Gab es einen speziellen Berg oder ein besonderes Ereignis für Sie? Am Rocciamelone pilgern die Menschen andächtig zur großen Madonna hoch. Das hat eine total eigene Energie und Stimmung – die erlebt man an anderen Bergen in dieser Form nicht. Am Eiger gibt es dieses Felsfenster am Ostgrad, an dem zweimal im Jahr ein gebündelter Lichtstrahl auf den Kirchturm von Grindelwald fällt – Wahnsinn.

Waren Sie allein unterwegs? Es gibt nichts Schöneres, als allein reisen zu dürfen, aber nichts Schlimmeres, als allein reisen zu müssen.

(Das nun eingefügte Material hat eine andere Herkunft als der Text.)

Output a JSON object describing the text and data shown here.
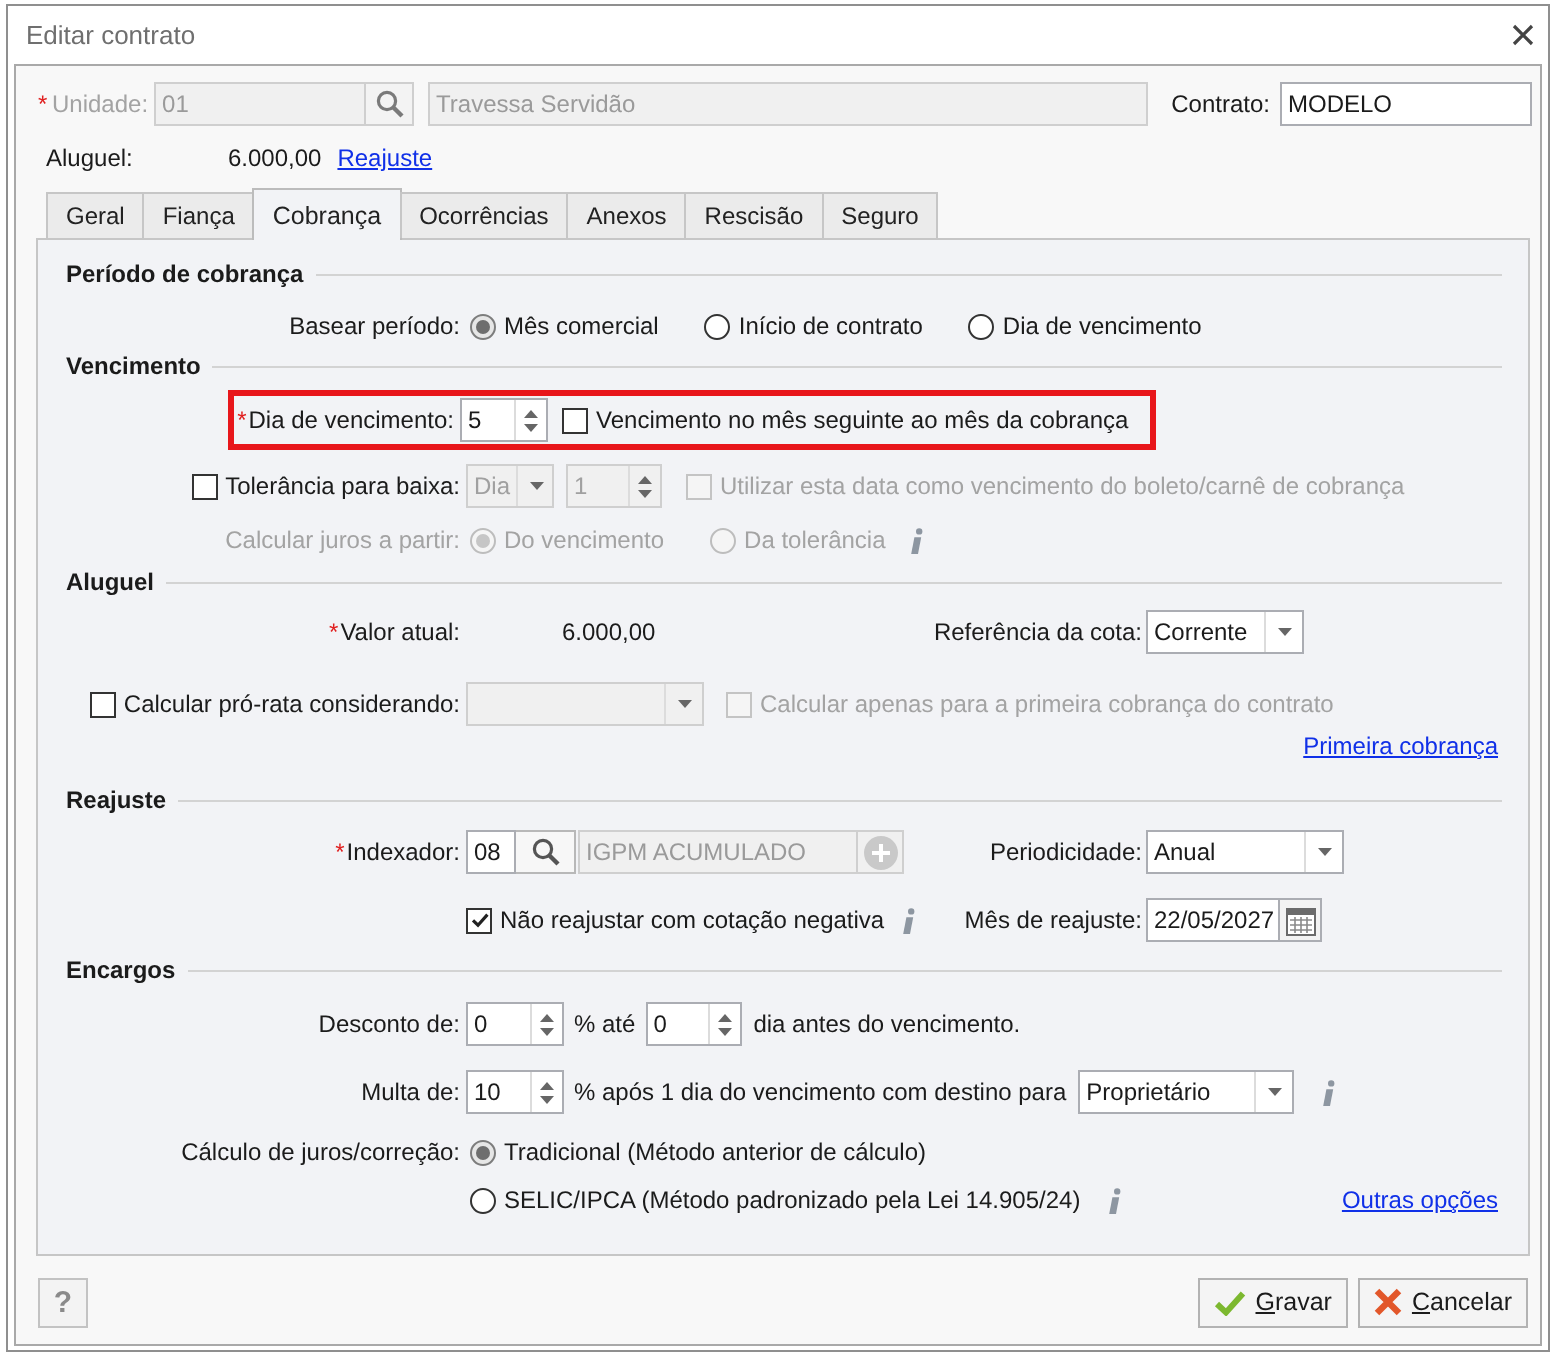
{
  "window": {
    "title": "Editar contrato"
  },
  "header": {
    "unit": {
      "required_mark": "*",
      "label": "Unidade:",
      "code": "01",
      "name": "Travessa Servidão",
      "disabled": true
    },
    "contract": {
      "label": "Contrato:",
      "value": "MODELO"
    },
    "rent": {
      "label": "Aluguel:",
      "value": "6.000,00",
      "link": "Reajuste"
    }
  },
  "tabs": [
    {
      "label": "Geral",
      "selected": false
    },
    {
      "label": "Fiança",
      "selected": false
    },
    {
      "label": "Cobrança",
      "selected": true
    },
    {
      "label": "Ocorrências",
      "selected": false
    },
    {
      "label": "Anexos",
      "selected": false
    },
    {
      "label": "Rescisão",
      "selected": false
    },
    {
      "label": "Seguro",
      "selected": false
    }
  ],
  "billing_period": {
    "title": "Período de cobrança",
    "label": "Basear período:",
    "options": [
      {
        "label": "Mês comercial",
        "selected": true
      },
      {
        "label": "Início de contrato",
        "selected": false
      },
      {
        "label": "Dia de vencimento",
        "selected": false
      }
    ]
  },
  "due": {
    "title": "Vencimento",
    "highlighted": true,
    "due_day": {
      "required_mark": "*",
      "label": "Dia de vencimento:",
      "value": "5"
    },
    "next_month": {
      "label": "Vencimento no mês seguinte ao mês da cobrança",
      "checked": false
    },
    "tolerance": {
      "label": "Tolerância para baixa:",
      "checked": false,
      "unit": "Dia",
      "value": "1",
      "disabled": true
    },
    "use_as_due_date": {
      "label": "Utilizar esta data como vencimento do boleto/carnê de cobrança",
      "checked": false,
      "disabled": true
    },
    "interest_from": {
      "label": "Calcular juros a partir:",
      "disabled": true,
      "options": [
        {
          "label": "Do vencimento",
          "selected": true
        },
        {
          "label": "Da tolerância",
          "selected": false
        }
      ]
    }
  },
  "rent": {
    "title": "Aluguel",
    "current_value": {
      "required_mark": "*",
      "label": "Valor atual:",
      "value": "6.000,00"
    },
    "quota_reference": {
      "label": "Referência da cota:",
      "value": "Corrente"
    },
    "pro_rata": {
      "label": "Calcular pró-rata considerando:",
      "checked": false,
      "select_disabled": true
    },
    "first_only": {
      "label": "Calcular apenas para a primeira cobrança do contrato",
      "checked": false,
      "disabled": true
    },
    "link": "Primeira cobrança"
  },
  "adjustment": {
    "title": "Reajuste",
    "indexer": {
      "required_mark": "*",
      "label": "Indexador:",
      "code": "08",
      "name": "IGPM ACUMULADO",
      "name_disabled": true
    },
    "periodicity": {
      "label": "Periodicidade:",
      "value": "Anual"
    },
    "skip_negative": {
      "label": "Não reajustar com cotação negativa",
      "checked": true
    },
    "adjustment_month": {
      "label": "Mês de reajuste:",
      "value": "22/05/2027"
    }
  },
  "charges": {
    "title": "Encargos",
    "discount": {
      "label": "Desconto de:",
      "value": "0",
      "middle": "% até",
      "days": "0",
      "suffix": "dia antes do vencimento."
    },
    "fine": {
      "label": "Multa de:",
      "value": "10",
      "suffix": "% após 1 dia do vencimento com destino para",
      "destination": "Proprietário"
    },
    "interest": {
      "label": "Cálculo de juros/correção:",
      "options": [
        {
          "label": "Tradicional (Método anterior de cálculo)",
          "selected": true
        },
        {
          "label": "SELIC/IPCA (Método padronizado pela Lei 14.905/24)",
          "selected": false
        }
      ]
    },
    "link": "Outras opções"
  },
  "footer": {
    "help": "?",
    "buttons": [
      {
        "label": "Gravar",
        "kind": "save"
      },
      {
        "label": "Cancelar",
        "kind": "cancel"
      }
    ]
  }
}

Wenn ich allein unterwegs sein wollte, war es grandios, aber oft war ich einfach dankbar für die Begleitung, weil es etwas Schönes ist, so etwas gemeinsam zu erleben.

Gibt es noch Berge, die Sie gern bereisen würden? Ein kleineres Traumziel erfülle ich mir nächstes Jahr: der Ruwenzori in Uganda. Ein paar weitere Berge gäbe es auch noch. Aber die Kunst ist in meinem Alter das achtsame Differenzieren: Was mute ich meinem Körper zu, was ist noch möglich, wie weit kann ich mit der körperlichen Leistungsfähigkeit gehen, um noch gute Bilder zu machen?